As for me, my thing is this. I take folks, warts and all, and then I decide. Like I said, I’m complex. And I believe that she should be complex, be allowed to be complex, especially because she’s a woman. I supported Hillary Clinton in the primary against Barack Obama. There’s no secret with that. I own up to it. I thought that they should be a ticket together, but that didn’t happen. And I supported Barack Obama. Do I agree? Did I disagree with Clinton on some of his policies? Hell, yeah.
But in the end, my thing is this. I have three reasons—four reasons in this context. One, unabashedly, you want a revolution, elect the first woman president and put her in the White House and catch up with the rest of the globe, who have had for decades women leading. Number two, whether it’s Republicans, independents or whatever, head and shoulders, she could step into this job before day one. And number three, for me, if I’m in a fight and I’m, you know, in the dark, I want her, because, as she said, she has the scars.
And finally, my disappointment, where my head and my heart comes together, you know, I wish that Bernie Sanders had stayed here in New York and done his political career here, instead of Vermont, where we had the rough and tumble, and where actually Wall Street is. And number two, I wish that he had been on that stage and said in 2008, "I’m going to make this case, since I’ve been doing the same thing." So, yeah, I—like I say, we’re complex. I don’t like some things. I disagree. But in the end, to me, to take on the real big battle that’s coming, I’m for Hillary Clinton, up and down.

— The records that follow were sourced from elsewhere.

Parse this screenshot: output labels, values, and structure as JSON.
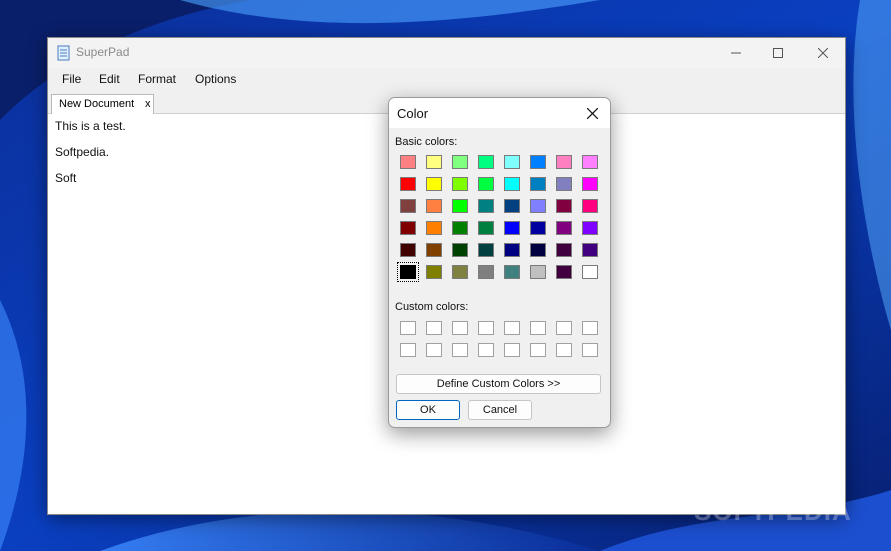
{
  "window": {
    "title": "SuperPad",
    "menus": [
      "File",
      "Edit",
      "Format",
      "Options"
    ],
    "tab": {
      "label": "New Document",
      "close": "x"
    },
    "editor_lines": [
      "This is a test.",
      "Softpedia.",
      "Soft"
    ]
  },
  "dialog": {
    "title": "Color",
    "basic_label": "Basic colors:",
    "custom_label": "Custom colors:",
    "basic_colors": [
      [
        "#ff8080",
        "#ffff80",
        "#80ff80",
        "#00ff80",
        "#80ffff",
        "#0080ff",
        "#ff80c0",
        "#ff80ff"
      ],
      [
        "#ff0000",
        "#ffff00",
        "#80ff00",
        "#00ff40",
        "#00ffff",
        "#0080c0",
        "#8080c0",
        "#ff00ff"
      ],
      [
        "#804040",
        "#ff8040",
        "#00ff00",
        "#008080",
        "#004080",
        "#8080ff",
        "#800040",
        "#ff0080"
      ],
      [
        "#800000",
        "#ff8000",
        "#008000",
        "#008040",
        "#0000ff",
        "#0000a0",
        "#800080",
        "#8000ff"
      ],
      [
        "#400000",
        "#804000",
        "#004000",
        "#004040",
        "#000080",
        "#000040",
        "#400040",
        "#400080"
      ],
      [
        "#000000",
        "#808000",
        "#808040",
        "#808080",
        "#408080",
        "#c0c0c0",
        "#400040",
        "#ffffff"
      ]
    ],
    "selected_color": "#000000",
    "buttons": {
      "define": "Define Custom Colors >>",
      "ok": "OK",
      "cancel": "Cancel"
    }
  },
  "watermark": "SOFTPEDIA"
}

JUAN GONZÁLEZ: Well, just a follow up—and I wanted to—you know, in my column in the Daily News today, I mentioned that it’s now pretty clear that no one is dismissing Bernie Sanders anymore.
BERTHA LEWIS: That’s right.
JUAN GONZÁLEZ: He’s not a minor, like, gadfly now; he’s a real rival for the nomination.
BERTHA LEWIS: Well, I don’t know who was dismissing before. I never did. And people of color that I know never did. Now, they was a little dismissive of folks of color early on. I mean, I tried to engage with the Sanders campaign, as a lot of my other colleagues of color did. And early on, we were dismissed. So, you know.
JUAN GONZÁLEZ: Right. But I wanted to ask you, because you are a founder of the Working Families Party, and this has been an influential, although small, party, independent party in the city. But Working Families has endorsed Bernie Sanders.
BERTHA LEWIS: Uh-huh, sure.
JUAN GONZÁLEZ: And your concern as to, obviously, your difference with the party that you helped found, on this issue?
BERTHA LEWIS: Well, first of all, again, as a woman, as a black woman in America, am I allowed to be complex? Am I allowed to differ? Which I think, those of us on the left, is a strength of ours. You make your case. Now, the party in New York decided that the New York delegates would go along with sort of a national plebiscite. I didn’t agree with that, but that’s the party. We might argue, but we never leave. And so, again, my thing is this: I am hell-bent on electing a woman, like I was hell-bent on electing the first black president. And I think that’s the real revolution. That’s the real 21st century move. And you know what? Unlike the Republicans and unlike people on the right, it is good to be in a family, called the Democratic family, that can agree and disagree and still go on.